SMC NatGas Monthly Summary Report
Monthly Summary Report — Feb 1, 2020
A month ago in our Jan. 1, 2021 report, we noted that all anticipated market moves of the just-completed October-December pre-winter timeframe had played out very consistent with our seasonal expectations regarding the final move and meltdown low of $2.238 on December 28. As such, we concluded that we had transitioned into the anticipated first upward swing of the new January-March winter seasonal period and looked for it to be rather enduring.
As the month of January turned out, the actual market movement did begin with a good upward swing, and it was driven by forecasts for a change in the polar vortex that would position arctic air over Canada and have it ready for an arctic outbreak into the U.S. by late January. After this three-week upward swing had gone from $2.238 to $2.899 on January 12, forecasters were unable to spot the weather mechanism necessary to buckle the jet stream and deliver the arctic outbreak to the US. This has had the market dropping back down to $2.414 on January 22 and then consolidating in the $2.414-$2.773 range the past two weeks while weather forecasters continue to watch for the mechanism.
On a continuation basis, the prompt month NYMEX natural gas futures contract opened the calendar month of January at $2.626 and rose to the high of the month at 2.899 on January 12. It then fell to the low of the month at $2.414 on January and ended the month about 8 cents below where it started, at $2.564.
- Supportive: sup/dem balance; weather
- Neutral: storage; cash; oil; tech considerations
- Negative: seasonal cycles
As winter seasonal movement is turning out, a first winter seasonal swing usually endures until market participants see signs that the coldest part of the winter is past. In most years, this occurs after a good cold spell in January and when the first February warm spell is spotted.
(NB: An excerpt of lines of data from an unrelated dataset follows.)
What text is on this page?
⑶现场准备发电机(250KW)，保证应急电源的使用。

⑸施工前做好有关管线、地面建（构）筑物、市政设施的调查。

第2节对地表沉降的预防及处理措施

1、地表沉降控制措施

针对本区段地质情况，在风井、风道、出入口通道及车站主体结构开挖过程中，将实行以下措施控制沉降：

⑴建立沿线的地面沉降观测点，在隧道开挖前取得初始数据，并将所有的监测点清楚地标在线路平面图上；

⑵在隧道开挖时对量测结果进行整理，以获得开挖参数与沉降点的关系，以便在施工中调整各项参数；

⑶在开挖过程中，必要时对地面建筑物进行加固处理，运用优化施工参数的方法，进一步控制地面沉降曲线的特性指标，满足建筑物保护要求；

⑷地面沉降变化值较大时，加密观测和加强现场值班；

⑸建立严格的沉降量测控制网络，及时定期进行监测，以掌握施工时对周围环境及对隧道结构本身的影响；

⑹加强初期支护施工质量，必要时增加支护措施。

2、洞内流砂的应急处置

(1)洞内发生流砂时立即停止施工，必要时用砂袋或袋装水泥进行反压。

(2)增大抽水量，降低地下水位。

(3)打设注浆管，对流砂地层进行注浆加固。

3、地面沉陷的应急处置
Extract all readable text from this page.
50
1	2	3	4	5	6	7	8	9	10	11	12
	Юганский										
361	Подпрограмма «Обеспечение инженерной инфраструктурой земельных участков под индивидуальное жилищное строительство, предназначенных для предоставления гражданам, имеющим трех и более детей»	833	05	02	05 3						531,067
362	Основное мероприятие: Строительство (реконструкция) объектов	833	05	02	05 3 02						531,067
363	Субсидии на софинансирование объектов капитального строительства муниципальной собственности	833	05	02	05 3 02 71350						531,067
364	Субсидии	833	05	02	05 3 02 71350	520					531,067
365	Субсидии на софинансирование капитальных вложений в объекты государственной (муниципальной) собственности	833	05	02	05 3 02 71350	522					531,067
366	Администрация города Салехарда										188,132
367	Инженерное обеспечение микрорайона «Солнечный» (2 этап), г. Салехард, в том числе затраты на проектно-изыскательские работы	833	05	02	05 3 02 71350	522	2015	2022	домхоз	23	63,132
This year, we have had an odd situation where we really haven’t seen any good arctic cold in January, but with the polar vortex now poised in Canada, there is still a possibility to see the coldest weather of the winter later on in February.
With this year’s odd weather situation, we are not inclined to completely give up on our first upward swing quite yet and will thus wait another week to see if the arctic push into the Western states in a couple of weeks will be strong and enduring enough to bring our forst swing back to life in dramatic fashion.
As to the coming week, the NYMEX natural gas futures market is currently resting about 12 cents higher than the previous week, at $2.564. This is after a week in which weather forecasts again promoted the possibility of an Arctic outbreak and had the market recovering all the previous week’s losses, only to have it fall back on Friday as both supply/demand and the extent of the arctic cold looked questionable. Looking ahead, it appears we will need to see renewed tightness in the supply/demand and some certainty of a significant Arctic outbreak if the market is to break upward and out from our two weeks of pullback and consolidation.